The New York Times was the first to report Kalanick's departure, saying that the company's major investors had demanded he step down in a letter to Kalanick earlier on Tuesday.
"Travis has always put Uber first," Uber's board wrote in a statement. "This is a bold decision and a sign of his devotion and love for Uber. By stepping away, he's taking the time to heal from his personal tragedy while giving the company room to fully embrace this new chapter in Ubers history. We look forward to continuing to serve with him on the board."
Kalanick's resignation comes after he took an indefinite leave of absence on June 13 following the death of his mother and criticism of his management style.
Uber has also been facing growing allegations of sexual harassment and other workplace misconduct. The day Kalanick took his leave of absence, former Attorney General Eric Holder released a highly anticipated report on Uber's workplace culture. It recommended that Uber set clear policies to protect employees from harassment, keep better records of worker complaints and change its written cultural values to promote inclusion and collaboration.
The company also faced allegations it stole trade secrets and a federal investigation into efforts to mislead local government regulators.
Local
Uber lost an expensive battle for supremacy in China against Didi Chuxing and had to be satisfied with taking a stake in Didi as a consolation prize. Uber posted a $708 million first-quarter loss, unable to turn $3.4 billion in revenue into a profit. The loss narrowed from the $991 million it posted in the previous quarter.
Investors have talked about selling stock in Uber to the public, a move that would imply a transition to an established business. The company was valued at near $70 billion the last time it sought capital.
Kalanick's penchant for conflict undermined the company's prospects, said Ferdinand Dudenhoeffer, director of the Center for Automotive Research at the University of Duisburg-Essen. Ride-hailing itself remains a topic of intense interest for the tech and auto industries as they compete to see whether Silicon Valley or the automakers will reap the profits from the digitalization of how people get from one place to another. But "the significance of Uber has declined because the company has not managed to present itself in a stable and socially responsible way," Dudenhoeffer said.
"When you're at war with customers, employees, service suppliers, you can't build up a business model and Kalanick was at war with everyone," said Dudenhoeffer. "There is no business model in being at war."

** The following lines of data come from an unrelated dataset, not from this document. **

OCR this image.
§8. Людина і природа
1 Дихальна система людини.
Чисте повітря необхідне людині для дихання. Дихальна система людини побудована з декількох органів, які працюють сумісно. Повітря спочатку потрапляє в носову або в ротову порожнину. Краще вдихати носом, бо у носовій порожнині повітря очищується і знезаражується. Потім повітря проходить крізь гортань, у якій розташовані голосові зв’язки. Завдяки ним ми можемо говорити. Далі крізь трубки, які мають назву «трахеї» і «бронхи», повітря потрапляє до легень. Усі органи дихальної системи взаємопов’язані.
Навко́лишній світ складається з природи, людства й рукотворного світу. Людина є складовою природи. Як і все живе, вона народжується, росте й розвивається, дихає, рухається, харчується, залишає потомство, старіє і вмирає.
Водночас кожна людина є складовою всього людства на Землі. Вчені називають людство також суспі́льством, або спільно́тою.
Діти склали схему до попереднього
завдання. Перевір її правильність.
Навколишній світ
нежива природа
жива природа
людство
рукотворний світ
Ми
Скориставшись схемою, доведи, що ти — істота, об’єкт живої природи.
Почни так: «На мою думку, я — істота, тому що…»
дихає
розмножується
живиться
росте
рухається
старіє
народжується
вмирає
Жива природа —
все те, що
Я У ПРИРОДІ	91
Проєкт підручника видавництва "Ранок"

Under Kalanick, the company developed a reputation for ruthless tactics that have occasionally outraged government regulators, drivers, riders and employees. The company often flouted city regulations for taxi companies with a culture that encouraged "Principled Confrontation."
The company's hard-charging style has led to legal trouble. The U.S. Justice Department is investigating Uber's past usage of phony software designed to thwart local government regulators who wanted to check on whether Uber was carrying passengers without permission.
A key step toward Kalanick's downfall came in February, when former Uber engineer Susan Fowler posted a personal essay about the year she spent at Uber, writing that she was propositioned by her manager on her first day with an engineering team. She reported him to human resources, but was told he would get a lecture and no further punishment because he was a "high performer," she wrote.
That caught the board's attention and brought outside investigations that led to the firing of 20 people including some managers. Former Attorney General Eric Holder conducted one of the probes, finding that the male-dominated Uber didn't have the most basic policies to protect workers from harassment. Holder's report suggested procedures that most companies have had for years such as using performance reviews to hold leaders accountable.
Also, Kalanick lost his temper in an argument with an Uber driver who was complaining about pay. The profanity-laced confrontation was caught on a video that surfaced in February. Afterward, Kalanick said he needed management help and had to grow up. The company began searching for a chief operating officer.
In March, board member Arianna Huffington expressed confidence that Kalanick would evolve into a better leader. But Huffington, a founder of Huffington Post, suggested time might be running out.
He's a "scrappy entrepreneur," she said during the call, but one who needed to bring "changes in himself and in the way he leads."
During the past year, several senior managers left the company, including the president and chief financial officer.
Outside experts said the only way to change Uber's culture was for Kalanick to step aside. But Uber's ownership and voting structure made it difficult to oust him.
Kalanick took an indefinite leave of absence earlier this month, in part to deal with a personal tragedy. In May, his mother was killed and his father hurt in a boating accident on a California lake.